(Trecho de Meus Prêmios – Companhia das Letras, 111 págs. Nada como um agradecimento, digamos, emocionado…):
“Ilustre senhor ministro, ilustres presentes,
Não há nada a louvar, nada a amaldiçoar, nada a condenar, mas muito há de ridículo; tudo é ridículo quando se pensa na morte.
Vai-se pela vida, perturbado, imperturbado, atravessa-se a cena, tudo é intercambiável, escolado em maior ou menor grau no Estado feito de adereços: um equívoco! Compreende-se: um povo sem noção de nada, um belo país – são pais mortos ou de uma conscienciosa inconsciência, gente simplória e vil, com a pobreza de suas necessidades… É tudo uma história pregressa altamente filosófica e insuportável. As épocas são imbecis; o demoníaco em nós, um cárcere pátrio permanente, no qual os elementos da burrice e da falta de consideração se transformaram em necessidade básica cotidiana. O Estado é uma construção condenada para todo o sempre ao fracasso; o povo, à infâmia e à fraqueza mental ininterruptas. A vida é desesperança, na qual se apoiam as filosofias, um desespero que, em última instância, conduz todos à loucura.
Nós somos austríacos, somos apáticos; somos a vida sob a forma de um desinteresse abjeto na vida, somos, no processo da natureza, a megalomania sob a forma de futuro.

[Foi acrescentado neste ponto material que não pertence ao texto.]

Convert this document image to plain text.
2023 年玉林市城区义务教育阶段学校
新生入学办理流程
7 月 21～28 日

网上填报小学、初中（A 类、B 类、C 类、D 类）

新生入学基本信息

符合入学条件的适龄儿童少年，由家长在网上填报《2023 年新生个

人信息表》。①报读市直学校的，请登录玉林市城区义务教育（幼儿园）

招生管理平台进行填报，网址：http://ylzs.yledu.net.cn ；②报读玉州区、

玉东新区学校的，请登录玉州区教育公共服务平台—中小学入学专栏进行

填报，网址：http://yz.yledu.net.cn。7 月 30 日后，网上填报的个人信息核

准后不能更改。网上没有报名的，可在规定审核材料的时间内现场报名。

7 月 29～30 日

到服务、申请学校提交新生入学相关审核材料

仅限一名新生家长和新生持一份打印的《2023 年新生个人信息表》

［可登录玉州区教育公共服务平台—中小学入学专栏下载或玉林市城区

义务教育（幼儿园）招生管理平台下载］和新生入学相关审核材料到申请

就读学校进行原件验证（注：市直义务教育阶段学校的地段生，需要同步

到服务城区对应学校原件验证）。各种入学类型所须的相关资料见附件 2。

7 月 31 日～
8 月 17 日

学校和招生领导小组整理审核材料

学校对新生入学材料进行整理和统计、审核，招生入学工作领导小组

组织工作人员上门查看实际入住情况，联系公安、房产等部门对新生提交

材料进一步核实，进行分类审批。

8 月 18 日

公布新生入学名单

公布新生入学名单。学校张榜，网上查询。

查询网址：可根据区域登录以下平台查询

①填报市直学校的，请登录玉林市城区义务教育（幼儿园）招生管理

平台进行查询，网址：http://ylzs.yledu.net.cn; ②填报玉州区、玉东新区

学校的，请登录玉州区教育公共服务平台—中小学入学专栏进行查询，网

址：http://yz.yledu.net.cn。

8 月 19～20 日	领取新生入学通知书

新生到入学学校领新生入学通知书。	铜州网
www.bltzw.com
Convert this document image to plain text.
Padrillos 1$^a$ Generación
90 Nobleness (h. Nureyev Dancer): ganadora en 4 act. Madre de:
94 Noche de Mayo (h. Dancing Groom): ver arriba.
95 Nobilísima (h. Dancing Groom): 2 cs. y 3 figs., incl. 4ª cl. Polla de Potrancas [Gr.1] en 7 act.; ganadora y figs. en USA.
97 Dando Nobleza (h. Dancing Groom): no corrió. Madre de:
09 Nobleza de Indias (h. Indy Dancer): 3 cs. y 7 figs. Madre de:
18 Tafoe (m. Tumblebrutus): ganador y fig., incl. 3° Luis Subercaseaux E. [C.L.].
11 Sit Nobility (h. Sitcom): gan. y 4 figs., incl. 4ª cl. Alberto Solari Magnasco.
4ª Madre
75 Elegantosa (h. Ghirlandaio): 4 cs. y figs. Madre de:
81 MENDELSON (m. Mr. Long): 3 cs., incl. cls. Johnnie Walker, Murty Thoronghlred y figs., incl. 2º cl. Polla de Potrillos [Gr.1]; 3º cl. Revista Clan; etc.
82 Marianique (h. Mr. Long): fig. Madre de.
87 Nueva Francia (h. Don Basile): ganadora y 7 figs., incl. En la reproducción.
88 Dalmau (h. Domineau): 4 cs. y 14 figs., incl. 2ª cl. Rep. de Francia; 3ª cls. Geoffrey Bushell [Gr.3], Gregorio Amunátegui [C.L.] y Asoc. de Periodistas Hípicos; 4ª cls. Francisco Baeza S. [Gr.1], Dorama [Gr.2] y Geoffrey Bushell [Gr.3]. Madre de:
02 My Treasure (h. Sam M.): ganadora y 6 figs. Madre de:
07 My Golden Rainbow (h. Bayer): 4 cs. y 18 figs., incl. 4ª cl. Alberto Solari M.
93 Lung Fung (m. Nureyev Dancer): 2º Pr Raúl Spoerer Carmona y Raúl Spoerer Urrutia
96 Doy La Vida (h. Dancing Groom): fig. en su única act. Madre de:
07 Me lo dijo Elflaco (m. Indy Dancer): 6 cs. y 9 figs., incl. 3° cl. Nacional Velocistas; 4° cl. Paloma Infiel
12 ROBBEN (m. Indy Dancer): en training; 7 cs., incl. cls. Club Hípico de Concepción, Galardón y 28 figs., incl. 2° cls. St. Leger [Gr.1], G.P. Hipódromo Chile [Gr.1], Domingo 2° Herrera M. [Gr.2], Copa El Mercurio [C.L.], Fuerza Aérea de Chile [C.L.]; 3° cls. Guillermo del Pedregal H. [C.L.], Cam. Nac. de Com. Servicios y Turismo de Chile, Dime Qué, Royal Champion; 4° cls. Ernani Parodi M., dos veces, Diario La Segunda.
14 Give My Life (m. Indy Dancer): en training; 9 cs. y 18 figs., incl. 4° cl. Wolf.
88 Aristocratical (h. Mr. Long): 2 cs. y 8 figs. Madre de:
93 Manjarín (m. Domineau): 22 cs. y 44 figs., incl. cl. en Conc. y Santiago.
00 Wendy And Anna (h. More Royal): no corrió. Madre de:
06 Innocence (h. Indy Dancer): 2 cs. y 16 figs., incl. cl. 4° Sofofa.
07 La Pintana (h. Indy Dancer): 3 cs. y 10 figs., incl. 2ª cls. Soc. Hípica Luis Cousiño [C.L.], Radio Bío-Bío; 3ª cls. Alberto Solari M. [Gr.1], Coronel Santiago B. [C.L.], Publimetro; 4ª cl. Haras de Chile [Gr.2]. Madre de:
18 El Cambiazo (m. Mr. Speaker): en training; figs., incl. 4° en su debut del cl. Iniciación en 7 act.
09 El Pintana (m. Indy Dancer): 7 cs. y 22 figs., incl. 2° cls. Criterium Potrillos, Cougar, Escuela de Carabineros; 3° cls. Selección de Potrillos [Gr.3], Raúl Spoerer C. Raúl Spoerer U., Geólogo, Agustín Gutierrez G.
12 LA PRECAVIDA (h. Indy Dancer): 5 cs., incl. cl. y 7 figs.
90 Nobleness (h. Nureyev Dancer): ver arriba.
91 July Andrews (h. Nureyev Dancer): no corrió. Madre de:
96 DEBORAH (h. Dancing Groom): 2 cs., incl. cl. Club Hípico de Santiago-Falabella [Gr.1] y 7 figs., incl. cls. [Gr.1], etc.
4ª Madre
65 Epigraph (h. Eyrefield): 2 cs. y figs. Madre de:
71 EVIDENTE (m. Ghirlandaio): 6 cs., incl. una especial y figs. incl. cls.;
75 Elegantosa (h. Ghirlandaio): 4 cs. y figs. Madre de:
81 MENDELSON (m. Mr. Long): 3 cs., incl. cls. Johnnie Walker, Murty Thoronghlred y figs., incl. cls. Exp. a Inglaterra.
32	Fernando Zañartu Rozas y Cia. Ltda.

Tudo que temos a relatar é que somos deploráveis, presas, pela força da imaginação, de uma monotonia filosófico-econômico-mecanicista.
Um meio cujo fim é o declínio, criaturas da agonia; se algo se explica, não entendemos. Povoamos um trauma, temos medo, temos o direito de ter medo, porque logo vemos, ainda que ao fundo, sem nitidez, os gigantes do medo.
Tudo que pensamos foi pensado depois; o que sentimos é caótico; o que somos não está claro.
Não precisamos nos envergonhar, mas afinal não somos nada e não merecemos nada além do caos.
Em meu nome e em nome dos demais agraciados, agradeço ao júri e, expressamente, a todos os presentes.”
Já disse, várias vezes, coisa bem parecida, mas nunca ganhei prêmio por isso, haha. Baita discurso.
Essa lucidez despida de humor (embora tenha um tipo de humor enviesado, um prazer de escarnecer do riso aberto em favor dos risos sarcásticos), por tal característica, não é lucidez, mas apenas um fanatismo temperado do que se acredita ser “a Razão”. Deve ser coisa de austríaco.
Ele comenta qual foi a reação da plateia (após este discurso) na obra “Meus Prêmios”. A leitura é uma espécie de humor que machuca, mas que ao mesmo tempo vicia.